A regañadientes la mayoría acató sus órdenes, el resto se debatía entre marcharse sin más o continuar con las instrucciones de un previo y estructurado plan. Joe siguió los pasos de Esther junto al primer grupo para interceptarla una vez afuera.
—Tus amigos son muy malos actores —apostilló ella con cierta suspicacia antes de que él tuviera oportunidad de emitir palabra, hallándose inmersa en una extraña telaraña cuyos hilos no había logrado ver.
—Yo diría que tus actores son muy buenos amigos —resaltó Joe tentando al destino, dudando, una novedad para él en esa noche, de los efectos de sus actos.
A esas alturas ambos ignoraban hasta qué punto cada cual había sido parte actora o manipulada, y aunque tenían la certeza de que ambos habían recurrido a su tiempo a Brando, también sabían de sobra que aquel no iba a aclararles nada. Joe, esperanzado, jugó su última carta:
— ¿Salimos?
—Ya estamos fuera... —Esther entendía en calidad de qué hacía la pregunta, pero quería tejer por su cuenta el final.
Joe se sonrojó apenado. Era como si de repente hubiera perdido el dominio de las riendas y ya no supiese a dónde iría a parar.
Esther se le aproximó resuelta, disminuyendo vertiginosamente la distancia entre ellos; fingió juguetear con su chaqueta y susurró retándolo con la vista:
—Debería tenerte miedo, ¿no? —El hombre sonrió tímido y luchó contra su azoramiento rascándose torpe la nuca—. Necesitas mejorar tus técnicas de seducción —añadió como frase de despedida.
Joe la vio alejarse confundido y por hacer algo, más que por otra cosa, se ajustó las solapas de la chaqueta. Extrañado, se palpó el bolsillo delantero, lo revisó y río sin comedimiento para luego gritar a espaldas de Esther:
— ¡Y tú tus maneras de decir adiós!
Entusiasmado y mudado de sí mismo ante el asombro regresó al local, tropezó con Brando en el portal:
— Dime que por lo menos ha valido el “numerito”... No sabes lo que va a costar calmar al boss.
—De más. ¡Ya tengo el suyo!
Joe le muestra triunfante la tarjetica recién sacada del bolsillo de su chaqueta. El nombre de Esther y su teléfono están en ella.

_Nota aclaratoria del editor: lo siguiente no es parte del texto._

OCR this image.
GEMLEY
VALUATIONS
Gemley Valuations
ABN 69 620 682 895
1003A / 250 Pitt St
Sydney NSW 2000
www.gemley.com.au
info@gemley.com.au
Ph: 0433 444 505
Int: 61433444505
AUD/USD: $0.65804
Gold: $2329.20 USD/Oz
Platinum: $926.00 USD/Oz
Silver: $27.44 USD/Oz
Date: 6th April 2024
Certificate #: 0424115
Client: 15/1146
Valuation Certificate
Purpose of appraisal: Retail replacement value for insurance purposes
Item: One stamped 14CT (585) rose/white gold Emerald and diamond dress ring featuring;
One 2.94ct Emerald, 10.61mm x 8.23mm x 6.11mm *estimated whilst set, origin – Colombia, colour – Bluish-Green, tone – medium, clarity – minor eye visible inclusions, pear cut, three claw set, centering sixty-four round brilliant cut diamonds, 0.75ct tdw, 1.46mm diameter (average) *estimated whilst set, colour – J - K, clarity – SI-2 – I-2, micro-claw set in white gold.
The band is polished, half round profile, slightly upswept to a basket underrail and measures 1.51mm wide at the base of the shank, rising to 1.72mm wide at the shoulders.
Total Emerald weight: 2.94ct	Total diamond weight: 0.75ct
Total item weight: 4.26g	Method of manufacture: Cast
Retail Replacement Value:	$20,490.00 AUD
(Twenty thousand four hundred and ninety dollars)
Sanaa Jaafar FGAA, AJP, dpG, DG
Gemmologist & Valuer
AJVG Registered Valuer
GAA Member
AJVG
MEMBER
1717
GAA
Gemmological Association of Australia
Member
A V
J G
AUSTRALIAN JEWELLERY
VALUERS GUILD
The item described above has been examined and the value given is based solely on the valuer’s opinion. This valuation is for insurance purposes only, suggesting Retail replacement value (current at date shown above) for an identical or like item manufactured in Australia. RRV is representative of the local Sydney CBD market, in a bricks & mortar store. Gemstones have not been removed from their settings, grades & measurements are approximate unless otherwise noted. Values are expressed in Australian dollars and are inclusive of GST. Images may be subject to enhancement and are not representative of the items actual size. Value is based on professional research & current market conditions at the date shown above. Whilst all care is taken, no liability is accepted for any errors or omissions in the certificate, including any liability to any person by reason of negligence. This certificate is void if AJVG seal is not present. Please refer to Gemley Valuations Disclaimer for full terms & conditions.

—Hasta siempre, Aldo. ¿Nos vemos en el espejo?
—Estaré justo en tu reflejo.



Fotografía de Oleg Oprisco

Corría el año 2013 cuando, cansada por vez primera de mis propias letras, estuve a punto de recoger la tienda y borrarme de este espacio; sentía que le faltaba algo a mi escritura (demasiado para ser franca) y pa’ las cagadas que escribía ni yo misma me habría extrañado... Entonces apareció Aldo a mostrarme las cosas desde otra perspectiva con una lección breve y, en apariencia, sencilla: “necesitas escribir como si nadie te leyera”. Tarea fácil para mí: nadie lo hacía; pensé de inmediato, pero no lo fue y todavía cuesta. Requiere de cierto grado de confianza, independencia, desnudez, entrega y osadía que suele esfumarse cuando te acercas con total intención al papel o al ordenador, y a pesar de ser ellos de naturaleza más endeble que la tuya, tú tiemblas por los dos. Aún así le aprendí a dar más de lo que daba en cada línea, a idear desde un lado distinto al del sarcasmo y la tristeza; a aprovechar otras emociones, por separado o en conjunto; a recurrir a la espontaneidad de cuando en cuando, a divertirme con el texto, a tomarme en serio, a soltar prejuicios, a superar miedos, a dejar de lado la vergüenza, las limitaciones y cadenas del “esto no va a gustar”, del “qué se pensarán de mí”, del “¡ah-ah, ni loca publico algo así!”... Me descubrió una yo que no conocía y me enseñó a crear como no sabía o no estaba segura de que podía hacerlo. 
Desde que apareció, o perdón, desde que me lo inventé, Aldo me ha prestado su nombre cada que me ha dado miedo o recelo acercarme al texto o a mis más turbias emociones y a su vez he disfrutado de la soltura e idea de libertad proporcionadas por una nimia porción de anonimato (siempre que, claro, el más sagaz lector lo haya pasado por alto).
Sin embargo, ya va siendo hora de despedirle; digamos que su viaje, que no el mío, ha terminado ya.
Gracias por seguirme el juego o no delatarme, o mejor: por creer que acá en el Trébol escribían dos autores y no únicamente Fritzy y su álter-ego.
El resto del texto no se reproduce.